Chesapeake Energy has entered into an agreement to sell its interests in the Utica Shale operating area located in Ohio for approximately $2 billion to Encino Acquisition Partners, a private oil and gas company headquartered in Houston. The transaction, which is subject to certain customary closing conditions, including the receipt of third-party consents, is expected to close in Q4 2018. The purchase price includes a $100 million contingent payment based on future natural gas prices and is subject to adjustment for certain customary items at or following closing. Chesapeake intends to use the anticipated net proceeds to reduce debt.

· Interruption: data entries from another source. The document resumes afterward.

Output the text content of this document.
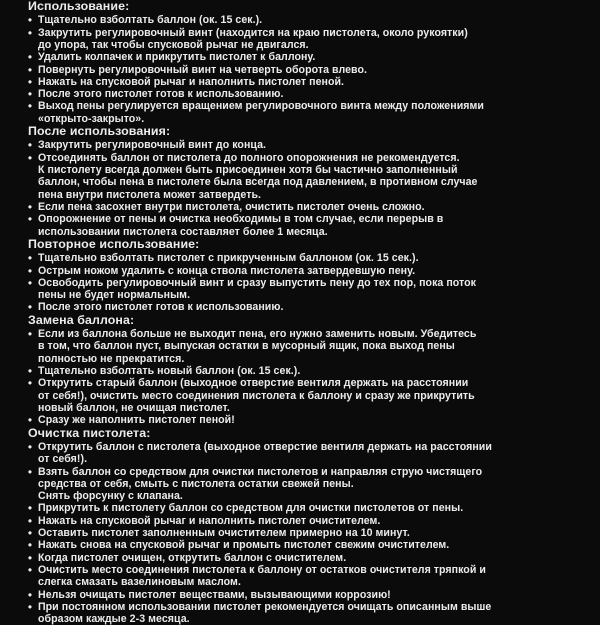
Использование:
• Тщательно взболтать баллон (ок. 15 сек.).
• Закрутить регулировочный винт (находится на краю пистолета, около рукоятки)
до упора, так чтобы спусковой рычаг не двигался.
• Удалить колпачек и прикрутить пистолет к баллону.
• Повернуть регулировочный винт на четверть оборота влево.
• Нажать на спусковой рычаг и наполнить пистолет пеной.
• После этого пистолет готов к использованию.
• Выход пены регулируется вращением регулировочного винта между положениями
«открыто-закрыто».
После использования:
• Закрутить регулировочный винт до конца.
• Отсоединять баллон от пистолета до полного опорожнения не рекомендуется.
К пистолету всегда должен быть присоединен хотя бы частично заполненный
баллон, чтобы пена в пистолете была всегда под давлением, в противном случае
пена внутри пистолета может затвердеть.
• Если пена засохнет внутри пистолета, очистить пистолет очень сложно.
• Опорожнение от пены и очистка необходимы в том случае, если перерыв в
использовании пистолета составляет более 1 месяца.
Повторное использование:
• Тщательно взболтать пистолет с прикрученным баллоном (ок. 15 сек.).
• Острым ножом удалить с конца ствола пистолета затвердевшую пену.
• Освободить регулировочный винт и сразу выпустить пену до тех пор, пока поток
пены не будет нормальным.
• После этого пистолет готов к использованию.
Замена баллона:
• Если из баллона больше не выходит пена, его нужно заменить новым. Убедитесь
в том, что баллон пуст, выпуская остатки в мусорный ящик, пока выход пены
полностью не прекратится.
• Тщательно взболтать новый баллон (ок. 15 сек.).
• Открутить старый баллон (выходное отверстие вентиля держать на расстоянии
от себя!), очистить место соединения пистолета к баллону и сразу же прикрутить
новый баллон, не очищая пистолет.
• Сразу же наполнить пистолет пеной!
Очистка пистолета:
• Открутить баллон с пистолета (выходное отверстие вентиля держать на расстоянии
от себя!).
• Взять баллон со средством для очистки пистолетов и направляя струю чистящего
средства от себя, смыть с пистолета остатки свежей пены.
Снять форсунку с клапана.
• Прикрутить к пистолету баллон со средством для очистки пистолетов от пены.
• Нажать на спусковой рычаг и наполнить пистолет очистителем.
• Оставить пистолет заполненным очистителем примерно на 10 минут.
• Нажать снова на спусковой рычаг и промыть пистолет свежим очистителем.
• Когда пистолет очищен, открутить баллон с очистителем.
• Очистить место соединения пистолета к баллону от остатков очистителя тряпкой и
слегка смазать вазелиновым маслом.
• Нельзя очищать пистолет веществами, вызывающими коррозию!
• При постоянном использовании пистолет рекомендуется очищать описанным выше
образом каждые 2-3 месяца.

Transaction highlights are:
- $1.9 billion initial closing proceeds to be applied toward reduction of debt; up to $150 million reduction in annual cash interest expense;
- $450 million reduction of projected 2019 gathering, processing and transportation expense, for an expected improvement of approximately $0.50 per BOE; eliminates all future Utica Shale midstream and downstream commitments of approximately $2.4 billion;
- Improves EBITDA by approximately $0.70 per BOE in 2019, due to lower cash operating costs and improved oil differentials, assuming flat 2018 commodity prices;
- Expect organic replacement of divested EBITDA within one year, primarily driven by oil volume growth from the Powder River Basin (PRB);
- 2019 oil production expected to grow approximately 10% from 2018, adjusted for asset sales, with additional oil growth anticipated for 2020; and
- 2018 Outlook updated to reflect business performance year to date and impact of pending transaction.

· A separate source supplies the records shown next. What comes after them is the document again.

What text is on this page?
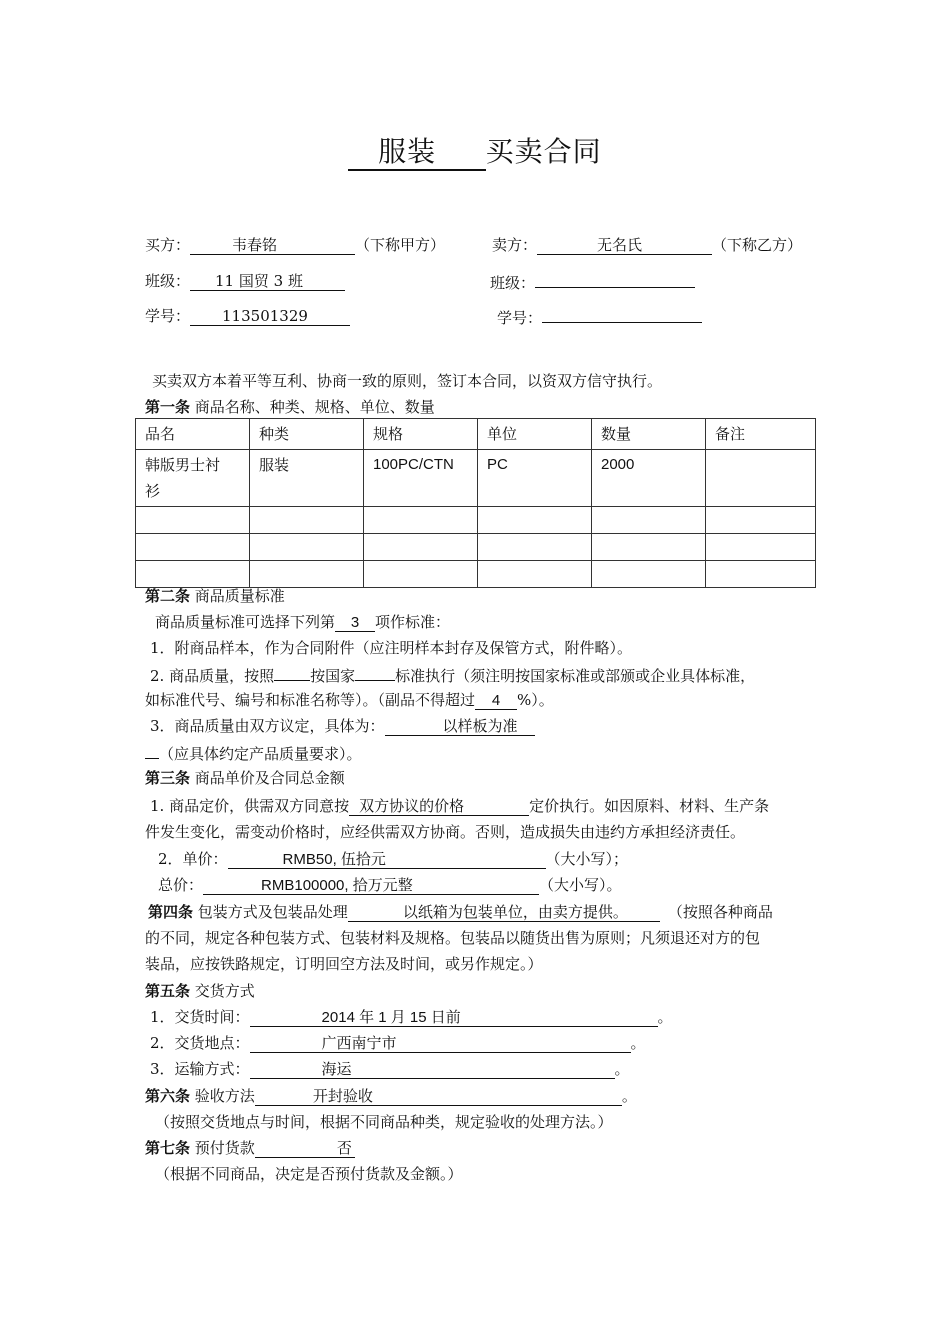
服装 买卖合同
买方：	韦春铭	（下称甲方）	卖方：	无名氏	（下称乙方）
班级： 11 国贸 3 班	班级：
学号： 113501329	学号：
买卖双方本着平等互利、协商一致的原则，签订本合同，以资双方信守执行。
第一条 商品名称、种类、规格、单位、数量
品名	种类	规格	单位	数量	备注

韩版男士衬衫	服装	100PC/CTN	PC	2000	

第二条 商品质量标准
商品质量标准可选择下列第 3 项作标准：
1．附商品样本，作为合同附件（应注明样本封存及保管方式，附件略）。
2. 商品质量，按照 按国家	标准执行（须注明按国家标准或部颁或企业具体标准，
如标准代号、编号和标准名称等）。（副品不得超过 4 %）。
3．商品质量由双方议定，具体为：	以样板为准
（应具体约定产品质量要求）。
第三条 商品单价及合同总金额
1. 商品定价，供需双方同意按 双方协议的价格	定价执行。如因原料、材料、生产条
件发生变化，需变动价格时，应经供需双方协商。否则，造成损失由违约方承担经济责任。
2．单价：	RMB50, 伍拾元	（大小写）；
总价：	RMB100000, 拾万元整	（大小写）。
第四条 包装方式及包装品处理	以纸箱为包装单位，由卖方提供。	（按照各种商品
的不同，规定各种包装方式、包装材料及规格。包装品以随货出售为原则；凡须退还对方的包
装品，应按铁路规定，订明回空方法及时间，或另作规定。）
第五条 交货方式
1．交货时间：	2014 年 1 月 15 日前	。
2．交货地点：	广西南宁市	。
3．运输方式：	海运	。
第六条 验收方法	开封验收	。
（按照交货地点与时间，根据不同商品种类，规定验收的处理方法。）
第七条 预付货款	否
（根据不同商品，决定是否预付货款及金额。）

“Today’s announcement makes Chesapeake a stronger and more competitive company,” Doug Lawler, Chesapeake’s President and Chief Executive Officer, commented. “By divesting our position in the Utica and using the proceeds for debt reduction, we will not only significantly improve the health of our balance sheet, but we will also accelerate progress toward our strategic goals of reducing our debt, improving our margins and reaching sustainable free cash flow neutrality.”